Un rapport interne de l’IRSN datant de février 2015 et révélé par Médiapart la même année, indiquait que des défaillances des soupapes de sûreté de l’EPR avaient été identifiées lors de tests, notamment des fuites du pilote mécanique, l’équipement qui a fait défaut en mars sur l’EPR finlandais.

En 2020, EDF n’a toujours pas justifié de la robustesse de ces soupapes de sûreté.

 

« L’IRSN demande à EDF d’être prudent sur ces équipements, sur lesquels on a peu de retour d’expérience »

 

L’IRSN poursuit des analyses depuis 2014 sur les propositions d’EDF pour améliorer leur fiabilité et des demandes de l’ASN à EDF sur le sujet sont encore en cours.

«  On a peu de retour d’expérience sur ces soupapes. Le problème c’est qu’il n’y a pas de configuration identique (pilote et soupape) à celle de l’EPR sur un autre réacteur nucléaire en fonctionnement dans le monde. Il y a donc une difficulté à se rassurer sur la fiabilité de l’équipement », analyse Karine Herviou, experte en sûreté nucléaire à l’IRSN.

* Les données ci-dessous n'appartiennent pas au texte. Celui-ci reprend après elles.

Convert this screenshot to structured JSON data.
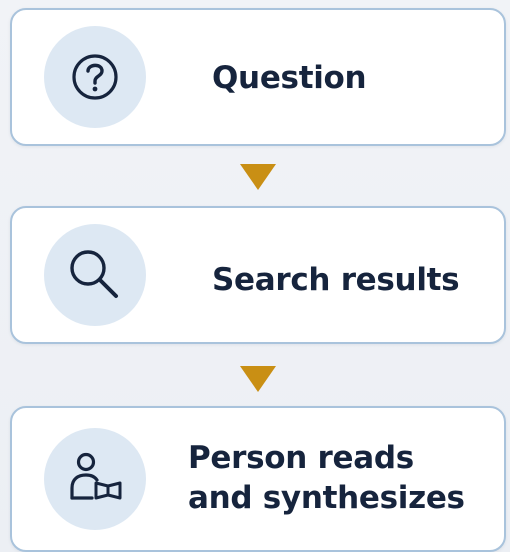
{
  "steps": [
    {
      "label": "Question",
      "icon": "question-icon"
    },
    {
      "label": "Search results",
      "icon": "search-icon"
    },
    {
      "label": "Person reads and synthesizes",
      "icon": "person-reading-icon"
    }
  ],
  "colors": {
    "arrow": "#c98f14",
    "border": "#a9c3dc",
    "icon_bg": "#dde8f3",
    "text": "#16243d"
  }
}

« L’IRSN demande à EDF d’être prudent sur ces équipements, sur lesquels on a peu de retour d’expérience. », ajoute l’experte, tout en reconnaissant l’effort important d’EDF et d’Areva pour mettre aux normes les soupapes.

 

Une soupape au « fonctionnement complexe »

 

Une recommandation de l’IRSN dans son dernier rapport sur le sujet en 2018, illustre la méfiance que la soupape inspire à l’expert officiel français de sûreté nucléaire :

« Au regard de la complexité du fonctionnement de la soupape pilotée (…), l’IRSN estime indispensable qu’une surveillance renforcée de cette soupape pilotée soit mise en place lors des premiers cycles de fonctionnement du réacteur. » La défaillance récente des soupapes de l’EPR finlandais semble donner raison à l’IRSN. « Visiblement, il y a encore des problèmes », constate Karine Herviou.

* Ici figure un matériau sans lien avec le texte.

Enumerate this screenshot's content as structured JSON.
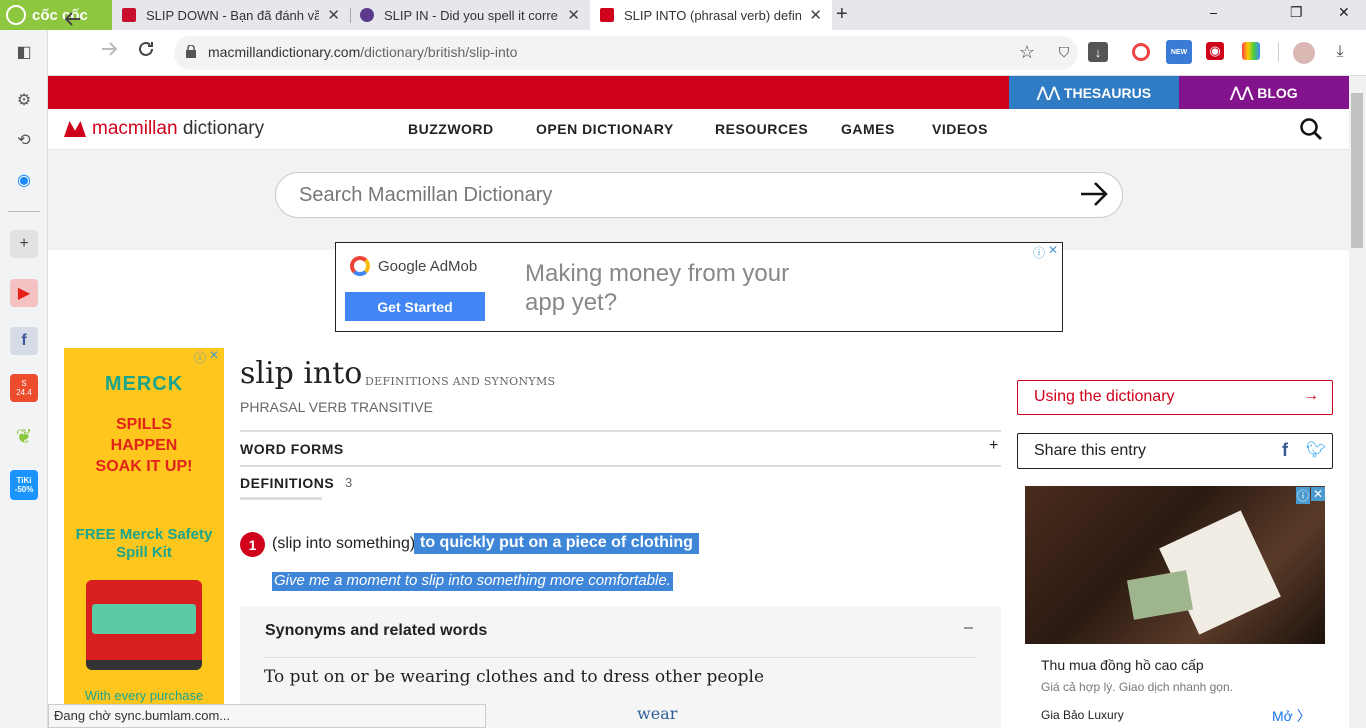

EDF va probablement devoir produire de nouvelles justifications pour démontrer que cette défaillance ne peut pas survenir sur l’EPR de Flamanville.

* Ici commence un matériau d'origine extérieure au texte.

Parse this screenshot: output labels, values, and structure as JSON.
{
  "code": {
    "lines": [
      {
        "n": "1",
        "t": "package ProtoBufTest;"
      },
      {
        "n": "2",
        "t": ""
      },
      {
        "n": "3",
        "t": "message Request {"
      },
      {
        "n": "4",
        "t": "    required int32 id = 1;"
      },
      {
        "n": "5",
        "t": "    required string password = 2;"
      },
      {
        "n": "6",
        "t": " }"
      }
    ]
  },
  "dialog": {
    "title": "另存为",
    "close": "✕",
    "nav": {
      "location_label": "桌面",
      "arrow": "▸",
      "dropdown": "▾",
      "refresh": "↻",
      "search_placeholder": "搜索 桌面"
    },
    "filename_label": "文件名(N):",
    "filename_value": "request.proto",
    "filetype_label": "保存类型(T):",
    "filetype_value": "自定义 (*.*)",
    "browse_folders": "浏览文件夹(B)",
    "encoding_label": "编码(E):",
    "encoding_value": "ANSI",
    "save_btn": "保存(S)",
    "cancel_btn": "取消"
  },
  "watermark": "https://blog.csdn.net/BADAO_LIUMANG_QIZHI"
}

Une démarche supplémentaire alors que les récents défauts de soudures des circuits secondaires du réacteur normand provoquent de nouveaux délais, qui vont contraindre EDF à refaire certains essais de démarrage à Flamanville. « Pour vérifier que les systèmes ne se dégradent pas dans le temps, il n’est pas exclu de refaire des essais de basculement électrique, de fonctionnement de certaines pompes », indique Karine Herviou. Vogue la galère.

 


 

 

[1]L’ancien géant de l’industrie nucléaire Areva a été démantelé en 2018 à la suite de résultats financiers catastrophiques. Areva SA est une société de défaisance qui gère le chantier de l’EPR finlandais. Orano gère maintenant les activités liées au cycle du combustible nucléaire. Areva NP est devenue une filiale d’EDF, baptisée Framatome.

 

Article mis à jour le 2 juin 2020 à 12h30 : mention des réacteurs EPR en construction au Royaume-Uni.

Article mis à jour le 3 juin 2020 à 12h10 : ajout des commentaires d’EDF et mention du rapport interne de l’IRSN de 2015 sur les soupapes.